Quizás la clase media no vaya al paraíso pero no será la más afectada por la crisis. Mientras el Gobierno multiplica las medidas, o los anuncios de medidas, para calmar el pánico de consumidores e inversores en grandes centros urbanos, la asistencia para los sectores más desprotegidos quedó relegada de la agenda oficial.

Créditos baratos para el consumo, blanqueo de capitales, moratoria impositiva, autos cero kilómetro y vacaciones subsidiadas. Los Kirchner apuntan a reavivar el idilio con los sectores medios que se distanciaron del oficialismo desde el conflicto con el campo y cuyo voto resultará clave en el año electoral.

En conjunto, y si se cumplen las promesas, serán más de 25.000 millones de pesos que el Gobierno inyectará en la economía en el corto plazo. Al considerar los $ 71.000 millones del plan de obras y viviendas, la expansión sería de más de $ 100.000 millones, el equivalente a 1% del Producto Bruto.

Los $ 13.200 millones de créditos al consumo y a la producción tienen como destinatarios principales los sectores de ingresos medios, con acceso al sistema bancario, y los empresarios pyme. Si bien el objetivo es mantener la oferta y desalentar despidos, prácticamente no hubo anuncios de subsidios directos a las sectores de menores ingresos. Por eso la muchos economistas del ala progresista advirtieron que se descuidó el lado de la demanda de la economía.

La decisión de eliminar la tablita de Machinea, con un costo de fiscal de $ 2.500 millones, sólo impactará de manera directa en los trabajadores de ingresos altos y empleados en el sector formal. La cifra llegaría apenas a 300.000 trabajadores y si bien apunta en la dirección de impulsar la demanda no resuelve la insuficiencia del paquete anticrisis al menos en su versión actual.

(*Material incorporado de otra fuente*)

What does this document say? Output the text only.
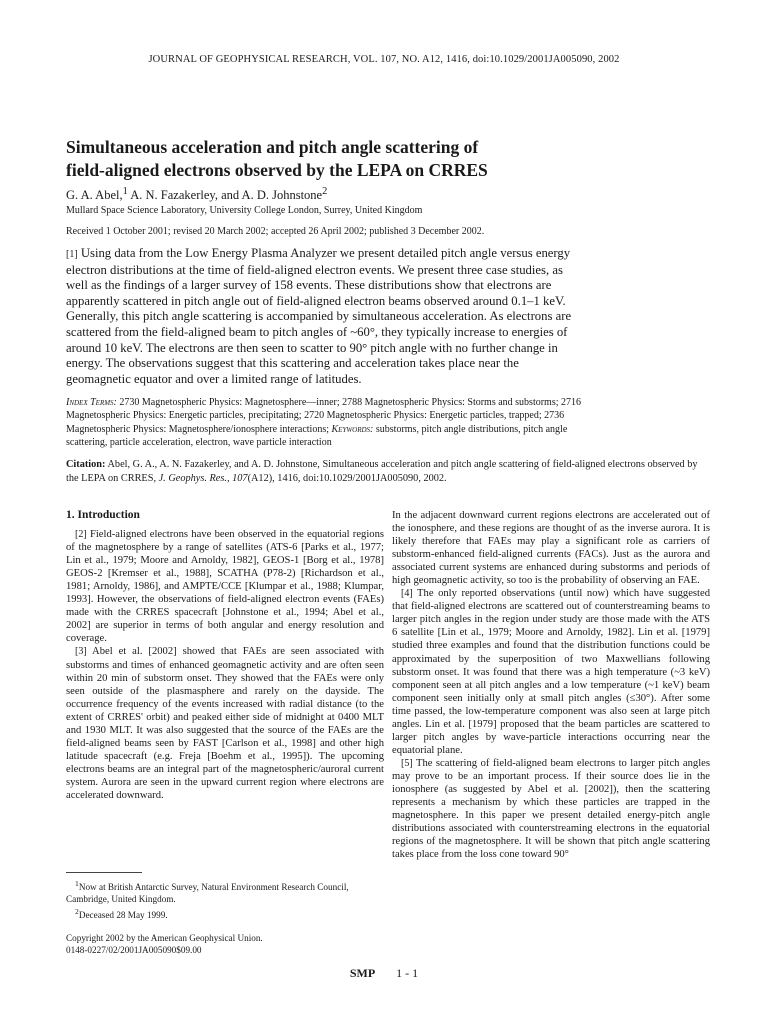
JOURNAL OF GEOPHYSICAL RESEARCH, VOL. 107, NO. A12, 1416, doi:10.1029/2001JA005090, 2002
Simultaneous acceleration and pitch angle scattering of
field-aligned electrons observed by the LEPA on CRRES
G. A. Abel,$^1$ A. N. Fazakerley, and A. D. Johnstone$^2$
Mullard Space Science Laboratory, University College London, Surrey, United Kingdom
Received 1 October 2001; revised 20 March 2002; accepted 26 April 2002; published 3 December 2002.

[1] Using data from the Low Energy Plasma Analyzer we present detailed pitch angle versus energy electron distributions at the time of field-aligned electron events. We present three case studies, as well as the findings of a larger survey of 158 events. These distributions show that electrons are apparently scattered in pitch angle out of field-aligned electron beams observed around 0.1–1 keV. Generally, this pitch angle scattering is accompanied by simultaneous acceleration. As electrons are scattered from the field-aligned beam to pitch angles of ~60°, they typically increase to energies of around 10 keV. The electrons are then seen to scatter to 90° pitch angle with no further change in energy. The observations suggest that this scattering and acceleration takes place near the geomagnetic equator and over a limited range of latitudes.

Index Terms: 2730 Magnetospheric Physics: Magnetosphere—inner; 2788 Magnetospheric Physics: Storms and substorms; 2716 Magnetospheric Physics: Energetic particles, precipitating; 2720 Magnetospheric Physics: Energetic particles, trapped; 2736 Magnetospheric Physics: Magnetosphere/ionosphere interactions; Keywords: substorms, pitch angle distributions, pitch angle scattering, particle acceleration, electron, wave particle interaction

Citation: Abel, G. A., A. N. Fazakerley, and A. D. Johnstone, Simultaneous acceleration and pitch angle scattering of field-aligned electrons observed by the LEPA on CRRES, J. Geophys. Res., 107(A12), 1416, doi:10.1029/2001JA005090, 2002.

1. Introduction

[2] Field-aligned electrons have been observed in the equatorial regions of the magnetosphere by a range of satellites (ATS-6 [Parks et al., 1977; Lin et al., 1979; Moore and Arnoldy, 1982], GEOS-1 [Borg et al., 1978] GEOS-2 [Kremser et al., 1988], SCATHA (P78-2) [Richardson et al., 1981; Arnoldy, 1986], and AMPTE/CCE [Klumpar et al., 1988; Klumpar, 1993]. However, the observations of field-aligned electron events (FAEs) made with the CRRES spacecraft [Johnstone et al., 1994; Abel et al., 2002] are superior in terms of both angular and energy resolution and coverage.

[3] Abel et al. [2002] showed that FAEs are seen associated with substorms and times of enhanced geomagnetic activity and are often seen within 20 min of substorm onset. They showed that the FAEs were only seen outside of the plasmasphere and rarely on the dayside. The occurrence frequency of the events increased with radial distance (to the extent of CRRES' orbit) and peaked either side of midnight at 0400 MLT and 1930 MLT. It was also suggested that the source of the FAEs are the field-aligned beams seen by FAST [Carlson et al., 1998] and other high latitude spacecraft (e.g. Freja [Boehm et al., 1995]). The upcoming electrons beams are an integral part of the magnetospheric/auroral current system. Aurora are seen in the upward current region where electrons are accelerated downward.

In the adjacent downward current regions electrons are accelerated out of the ionosphere, and these regions are thought of as the inverse aurora. It is likely therefore that FAEs may play a significant role as carriers of substorm-enhanced field-aligned currents (FACs). Just as the aurora and associated current systems are enhanced during substorms and periods of high geomagnetic activity, so too is the probability of observing an FAE.

[4] The only reported observations (until now) which have suggested that field-aligned electrons are scattered out of counterstreaming beams to larger pitch angles in the region under study are those made with the ATS 6 satellite [Lin et al., 1979; Moore and Arnoldy, 1982]. Lin et al. [1979] studied three examples and found that the distribution functions could be approximated by the superposition of two Maxwellians following substorm onset. It was found that there was a high temperature (~3 keV) component seen at all pitch angles and a low temperature (~1 keV) beam component seen initially only at small pitch angles (≤30°). After some time passed, the low-temperature component was also seen at large pitch angles. Lin et al. [1979] proposed that the beam particles are scattered to larger pitch angles by wave-particle interactions occurring near the equatorial plane.

[5] The scattering of field-aligned beam electrons to larger pitch angles may prove to be an important process. If their source does lie in the ionosphere (as suggested by Abel et al. [2002]), then the scattering represents a mechanism by which these particles are trapped in the magnetosphere. In this paper we present detailed energy-pitch angle distributions associated with counterstreaming electrons in the equatorial regions of the magnetosphere. It will be shown that pitch angle scattering takes place from the loss cone toward 90°

$^1$Now at British Antarctic Survey, Natural Environment Research Council, Cambridge, United Kingdom.

$^2$Deceased 28 May 1999.

Copyright 2002 by the American Geophysical Union.

0148-0227/02/2001JA005090$09.00

SMP 1 - 1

El mega plan de obras públicas, de encontrar financiamiento y ponerse en práctica, sería lo más cercano a decisiones que repercutan en forma directa creando empleo para los sectores de bajos recursos. Una alternativa sería la empleada por Gran Bretaña, que bajó la alícuota del IVA de 17,5% a 15,5% este mes. Sin embargo, pese a que esa medida reduciría la presión tributaria para el conjunto de la población, los tributaristas coinciden en que sería mayor su impacto fiscal que la reducción de los precios.

Por otro lado, el blanqueo de capitales y la moratoria impositiva inyectarían $ 6.000 millones adicionales por la vía directa o indirecta, si el Fisco utiliza los recursos para expandir el gasto. Los controles de precios sobre los productos de la canasta navideña también contribuirán a elevar el poder adquisitivo de los asalariados durante los últimos días del año.